Cat - Sara Lechners work is inspiring isn't it. Thank you so much for sharing your post. I am going to try a few textile collages this year. I think I have my mojo back after reading all of these posts. Happy New year x

Valerianna - You had to be in here. I love your tales of Ravenwood. It is a crazy world. Not sure what can be done to stop the sale of our forests, but getting the word out there is a good place to start. Happy New Year x

Jasmine said...

Thank you JSK, and for your contribution too :)

Lucky Dip Lisa said...

Beautiful and intelligent post Jasmine! You've done a brilliant job hosting and I know how much work goes into gathering photos, facts and links. THANKYOU!
Is this a monthly thing or a one off? I love your aspirations for the year ahead, please share your dye making tips with this novice!! I will by trying it with paper at some point this year.
Blessings to you!
Lisa :)

Jacky said...

What a wonderful and informative post...International Year of the Tree...I like that!

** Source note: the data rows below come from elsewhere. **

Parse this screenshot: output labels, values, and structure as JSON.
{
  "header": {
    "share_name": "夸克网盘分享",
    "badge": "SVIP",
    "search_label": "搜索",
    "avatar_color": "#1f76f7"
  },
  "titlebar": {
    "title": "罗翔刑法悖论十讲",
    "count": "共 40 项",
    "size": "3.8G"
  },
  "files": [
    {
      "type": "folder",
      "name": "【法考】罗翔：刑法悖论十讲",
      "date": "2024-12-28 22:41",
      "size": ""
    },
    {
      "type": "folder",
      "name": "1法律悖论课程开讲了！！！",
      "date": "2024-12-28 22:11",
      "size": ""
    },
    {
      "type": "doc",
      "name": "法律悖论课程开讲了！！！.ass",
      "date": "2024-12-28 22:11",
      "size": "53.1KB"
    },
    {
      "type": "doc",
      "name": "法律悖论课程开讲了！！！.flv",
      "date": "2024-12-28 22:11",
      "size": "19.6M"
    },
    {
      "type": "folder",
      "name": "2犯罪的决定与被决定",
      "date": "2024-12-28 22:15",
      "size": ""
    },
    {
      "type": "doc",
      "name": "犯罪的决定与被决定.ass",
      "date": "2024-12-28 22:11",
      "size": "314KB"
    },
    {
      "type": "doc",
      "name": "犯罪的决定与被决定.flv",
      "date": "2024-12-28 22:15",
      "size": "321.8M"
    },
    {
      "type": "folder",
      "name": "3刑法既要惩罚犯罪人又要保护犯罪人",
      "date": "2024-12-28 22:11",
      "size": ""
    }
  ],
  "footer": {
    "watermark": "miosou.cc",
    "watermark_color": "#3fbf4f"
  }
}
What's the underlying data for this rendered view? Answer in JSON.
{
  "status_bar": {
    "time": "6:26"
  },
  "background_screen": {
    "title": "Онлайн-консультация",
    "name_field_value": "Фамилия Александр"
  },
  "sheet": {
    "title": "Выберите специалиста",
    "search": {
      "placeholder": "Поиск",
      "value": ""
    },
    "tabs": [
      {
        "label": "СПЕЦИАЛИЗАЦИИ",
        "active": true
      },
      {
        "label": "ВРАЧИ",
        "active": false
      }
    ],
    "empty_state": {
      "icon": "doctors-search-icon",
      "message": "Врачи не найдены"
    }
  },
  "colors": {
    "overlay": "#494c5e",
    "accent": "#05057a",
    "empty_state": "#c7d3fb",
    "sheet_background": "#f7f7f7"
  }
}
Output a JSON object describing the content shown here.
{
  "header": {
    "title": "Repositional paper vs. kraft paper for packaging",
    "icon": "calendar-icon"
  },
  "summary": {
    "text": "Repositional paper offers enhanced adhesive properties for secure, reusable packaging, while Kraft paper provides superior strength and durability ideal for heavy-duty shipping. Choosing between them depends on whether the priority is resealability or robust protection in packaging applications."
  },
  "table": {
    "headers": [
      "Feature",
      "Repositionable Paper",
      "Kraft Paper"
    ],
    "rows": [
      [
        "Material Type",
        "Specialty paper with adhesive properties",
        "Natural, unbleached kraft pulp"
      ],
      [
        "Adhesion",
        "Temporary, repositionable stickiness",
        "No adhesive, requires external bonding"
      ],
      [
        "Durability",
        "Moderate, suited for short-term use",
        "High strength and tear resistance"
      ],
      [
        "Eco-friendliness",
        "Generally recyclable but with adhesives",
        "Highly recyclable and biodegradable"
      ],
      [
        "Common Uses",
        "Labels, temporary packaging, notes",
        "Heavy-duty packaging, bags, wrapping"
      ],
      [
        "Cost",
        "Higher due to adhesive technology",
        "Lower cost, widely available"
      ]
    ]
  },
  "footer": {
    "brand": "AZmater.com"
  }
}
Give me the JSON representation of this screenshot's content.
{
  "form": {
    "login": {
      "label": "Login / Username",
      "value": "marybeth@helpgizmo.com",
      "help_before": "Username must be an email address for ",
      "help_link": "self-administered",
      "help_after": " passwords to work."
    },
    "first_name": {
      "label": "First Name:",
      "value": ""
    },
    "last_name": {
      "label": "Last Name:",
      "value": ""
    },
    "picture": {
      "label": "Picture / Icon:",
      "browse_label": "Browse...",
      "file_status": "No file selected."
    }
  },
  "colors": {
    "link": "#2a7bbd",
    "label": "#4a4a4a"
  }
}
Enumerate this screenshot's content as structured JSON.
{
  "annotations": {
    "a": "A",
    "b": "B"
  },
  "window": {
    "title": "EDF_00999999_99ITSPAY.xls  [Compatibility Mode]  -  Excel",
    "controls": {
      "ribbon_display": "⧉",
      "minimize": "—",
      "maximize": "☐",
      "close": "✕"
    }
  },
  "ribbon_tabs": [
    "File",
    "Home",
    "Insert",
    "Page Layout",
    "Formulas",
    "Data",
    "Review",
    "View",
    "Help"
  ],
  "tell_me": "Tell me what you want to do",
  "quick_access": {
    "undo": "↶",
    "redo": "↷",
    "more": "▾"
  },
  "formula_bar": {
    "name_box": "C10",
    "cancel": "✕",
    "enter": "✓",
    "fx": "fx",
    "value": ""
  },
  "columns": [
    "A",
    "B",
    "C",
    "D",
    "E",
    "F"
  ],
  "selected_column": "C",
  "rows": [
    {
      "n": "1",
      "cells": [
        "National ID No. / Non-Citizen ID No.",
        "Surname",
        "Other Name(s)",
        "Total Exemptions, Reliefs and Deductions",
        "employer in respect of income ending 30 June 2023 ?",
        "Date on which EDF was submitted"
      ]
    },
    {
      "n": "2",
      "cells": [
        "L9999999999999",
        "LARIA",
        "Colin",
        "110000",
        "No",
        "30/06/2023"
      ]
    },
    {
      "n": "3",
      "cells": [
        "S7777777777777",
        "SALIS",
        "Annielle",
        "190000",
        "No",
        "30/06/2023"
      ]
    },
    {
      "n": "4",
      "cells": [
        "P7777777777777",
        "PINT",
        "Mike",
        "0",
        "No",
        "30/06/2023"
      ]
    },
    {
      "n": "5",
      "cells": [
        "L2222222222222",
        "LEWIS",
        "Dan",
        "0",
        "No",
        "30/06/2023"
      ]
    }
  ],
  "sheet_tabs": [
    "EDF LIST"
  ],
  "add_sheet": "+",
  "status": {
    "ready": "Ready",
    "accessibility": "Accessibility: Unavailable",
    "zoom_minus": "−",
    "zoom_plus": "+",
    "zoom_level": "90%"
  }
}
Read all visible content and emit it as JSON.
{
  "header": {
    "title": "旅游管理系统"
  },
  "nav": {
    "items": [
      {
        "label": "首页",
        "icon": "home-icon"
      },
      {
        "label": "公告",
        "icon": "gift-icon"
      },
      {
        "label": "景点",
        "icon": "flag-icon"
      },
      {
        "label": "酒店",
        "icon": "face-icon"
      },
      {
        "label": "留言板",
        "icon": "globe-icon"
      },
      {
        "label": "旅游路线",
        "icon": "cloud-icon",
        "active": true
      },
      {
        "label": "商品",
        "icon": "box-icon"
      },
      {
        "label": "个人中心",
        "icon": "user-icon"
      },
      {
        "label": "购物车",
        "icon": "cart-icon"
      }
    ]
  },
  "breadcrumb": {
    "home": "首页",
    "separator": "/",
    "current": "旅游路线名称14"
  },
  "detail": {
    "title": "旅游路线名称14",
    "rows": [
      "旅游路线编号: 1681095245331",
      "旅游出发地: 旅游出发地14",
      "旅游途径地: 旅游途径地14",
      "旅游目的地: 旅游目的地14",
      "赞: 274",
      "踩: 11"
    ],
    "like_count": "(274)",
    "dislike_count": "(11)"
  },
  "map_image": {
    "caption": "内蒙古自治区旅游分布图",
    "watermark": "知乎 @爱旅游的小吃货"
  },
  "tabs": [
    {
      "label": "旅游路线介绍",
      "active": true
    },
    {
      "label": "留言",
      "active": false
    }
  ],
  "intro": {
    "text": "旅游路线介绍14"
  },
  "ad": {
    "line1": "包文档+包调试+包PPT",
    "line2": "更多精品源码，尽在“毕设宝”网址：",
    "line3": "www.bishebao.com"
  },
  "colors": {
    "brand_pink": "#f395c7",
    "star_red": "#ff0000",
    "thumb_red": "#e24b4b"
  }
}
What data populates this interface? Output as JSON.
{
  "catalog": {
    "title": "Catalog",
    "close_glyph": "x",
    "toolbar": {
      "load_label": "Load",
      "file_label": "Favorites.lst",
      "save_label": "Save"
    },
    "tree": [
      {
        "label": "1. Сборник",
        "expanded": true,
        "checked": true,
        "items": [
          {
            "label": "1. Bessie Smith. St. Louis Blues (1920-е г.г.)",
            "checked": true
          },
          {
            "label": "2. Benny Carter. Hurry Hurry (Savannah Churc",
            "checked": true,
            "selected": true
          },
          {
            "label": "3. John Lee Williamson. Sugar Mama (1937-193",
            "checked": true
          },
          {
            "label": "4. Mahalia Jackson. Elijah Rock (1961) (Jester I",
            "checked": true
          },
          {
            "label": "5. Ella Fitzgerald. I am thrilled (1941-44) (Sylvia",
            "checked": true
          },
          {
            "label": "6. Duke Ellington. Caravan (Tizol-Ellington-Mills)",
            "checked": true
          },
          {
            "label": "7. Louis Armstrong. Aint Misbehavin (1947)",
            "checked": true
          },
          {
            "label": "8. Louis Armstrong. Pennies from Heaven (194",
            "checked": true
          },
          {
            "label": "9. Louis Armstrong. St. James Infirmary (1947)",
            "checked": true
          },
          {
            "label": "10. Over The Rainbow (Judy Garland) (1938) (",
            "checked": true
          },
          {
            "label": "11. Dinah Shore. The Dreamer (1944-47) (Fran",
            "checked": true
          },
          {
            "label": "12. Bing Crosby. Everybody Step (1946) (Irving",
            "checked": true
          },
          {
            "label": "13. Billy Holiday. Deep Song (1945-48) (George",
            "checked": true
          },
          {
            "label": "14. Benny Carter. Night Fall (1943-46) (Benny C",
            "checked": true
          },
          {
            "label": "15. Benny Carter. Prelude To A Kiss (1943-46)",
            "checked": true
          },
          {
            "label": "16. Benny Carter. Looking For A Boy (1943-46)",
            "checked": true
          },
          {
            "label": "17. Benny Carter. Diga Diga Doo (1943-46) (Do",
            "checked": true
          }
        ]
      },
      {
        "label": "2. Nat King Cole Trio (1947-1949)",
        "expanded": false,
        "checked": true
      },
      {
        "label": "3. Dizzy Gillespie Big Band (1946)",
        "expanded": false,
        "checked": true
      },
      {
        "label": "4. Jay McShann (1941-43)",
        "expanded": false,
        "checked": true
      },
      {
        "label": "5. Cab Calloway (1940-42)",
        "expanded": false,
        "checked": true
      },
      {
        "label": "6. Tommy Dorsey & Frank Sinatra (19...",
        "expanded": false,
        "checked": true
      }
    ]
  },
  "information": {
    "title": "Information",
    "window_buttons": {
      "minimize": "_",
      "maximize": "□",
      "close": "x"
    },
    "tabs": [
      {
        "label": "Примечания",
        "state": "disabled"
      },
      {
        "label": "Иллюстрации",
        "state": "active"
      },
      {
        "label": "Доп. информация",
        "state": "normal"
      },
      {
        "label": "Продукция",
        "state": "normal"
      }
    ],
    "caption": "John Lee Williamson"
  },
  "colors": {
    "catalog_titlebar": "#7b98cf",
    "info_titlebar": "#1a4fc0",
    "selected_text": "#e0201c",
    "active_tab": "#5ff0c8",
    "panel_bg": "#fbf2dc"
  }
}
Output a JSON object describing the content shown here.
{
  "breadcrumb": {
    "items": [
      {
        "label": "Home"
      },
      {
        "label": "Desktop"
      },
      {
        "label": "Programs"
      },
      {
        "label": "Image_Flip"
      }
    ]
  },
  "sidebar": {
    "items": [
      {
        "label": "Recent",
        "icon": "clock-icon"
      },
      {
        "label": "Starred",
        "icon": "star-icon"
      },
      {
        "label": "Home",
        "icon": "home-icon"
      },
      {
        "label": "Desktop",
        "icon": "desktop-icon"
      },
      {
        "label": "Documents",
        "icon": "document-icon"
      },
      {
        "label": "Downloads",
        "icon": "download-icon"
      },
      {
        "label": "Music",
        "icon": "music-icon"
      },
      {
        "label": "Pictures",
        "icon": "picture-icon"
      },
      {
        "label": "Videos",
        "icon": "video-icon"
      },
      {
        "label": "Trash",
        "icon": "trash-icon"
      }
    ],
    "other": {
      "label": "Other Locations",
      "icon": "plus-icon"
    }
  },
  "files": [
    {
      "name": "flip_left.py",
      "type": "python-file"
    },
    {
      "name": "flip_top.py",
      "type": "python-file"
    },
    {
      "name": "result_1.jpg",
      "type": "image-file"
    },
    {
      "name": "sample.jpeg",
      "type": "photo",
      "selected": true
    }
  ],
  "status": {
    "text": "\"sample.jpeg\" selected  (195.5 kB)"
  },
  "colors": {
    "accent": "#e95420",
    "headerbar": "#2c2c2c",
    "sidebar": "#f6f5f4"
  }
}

A festival of the trees it shall be for 2011.

I am going to make some tree flags for the festival a la Lynne Hoppe's blog.

Jacky xox

SarahA said...

I am thinking, this is a beautiful festival. Trees have so much history. They hold so many secrets and are very good at keeping such. Your photos show their beauty and I too wish everyone saw such. I will try put a link on my blog through to here, but forgive me if it does not work; I am not good with modern tech.

Zaina Anwar said...

Thank you so much for the link, Jasmine. And you are doing a wonderful job here. You have no idea how many trees have been cut down in my city over the past year. Seems to me that nowadays, the word 'concrete' is equivalent to progress which is both pathetic and darkly portentous.

Keep up the good work.

Silvia Hoefnagels . Salix Tree said...

Beautiful Festival! Love the artwork photos.

Sandra said...

It's so good of you to share this info about the festival of trees.

Oh, but Jasmine, I'm shocked that your government is plannen to sell the forest. I cannont understand, what their reason. I love the English countryside and its woodlands so much! you know. I feel really sad and hope that this sale will be prevent somehow.

Sandra said...

oh, my something went wrong while writing, I found out it was my keyboard. sorry, hope you'll understand the text in my former comment.

Suzi Smith said...

Happy New Year Jasmine (& happy new-look-blog!) Once again a great festival you have put together, i'm going to enjoy perusing the links... i'm only sorry i didn't get to post some bits for you to include... no doubt they'll get written before too long!!
I didn't know about the forest sell-off, thanks for bringing that up... great work!

Unknown said...

Enjoying this festival very much. I hope everyone signs the petition and that politicians take note. As we all know, trees do so much.

Aleks said...

I shared your link on my FB profile!

ArtSparker said...

Hi Jasmine- I will add a link to the petition in my post today.

Theresa MacNaughton said...

What a beautiful and most important post! Thank you for sharing the Festival of Trees (am not sure if I can sign the petition seeing as though I live in the US) but I hope all your voices are heard! Theresa

t said...

So many wonderful links here jasmine. What a fantastic post about trees and forest. The festival of the trees yesssssssss.


Karin Bartimole said...

Fabulous post Jasmine. I tried to sign the petition but it kept telling me that my zip code was invalid - can't we sign it in the US? Maybe I'll try again later...
thank you for your love and work for the trees and forests everywhere!! xoxox happy new year ❤

Clowncar said...

glorious images. thank you for curating them! my fave my be the tree spirit.

happy new year!

Phoenix C. said...

Beautiful post, Jasmine, there is so much inspiration and love here.

I am appalled at this threat to our forests and will be doing what I can in multiple ways.

Stella Pierides said...

Thank you so much for the link. I am proud to be included here.
Great post, visuals and great blog!
I will keep visiting!
I tweeted about the petition today.

Raph G. Neckmann said...

Such a lovely celebration of trees, Jasmine. Thank you so much for including our Giraffe tree adventures! I am really honoured, and hope that they help to play a part in stirring love of trees on planet Earth, and urging folk to do all they can to proect their irreplaceable Forests.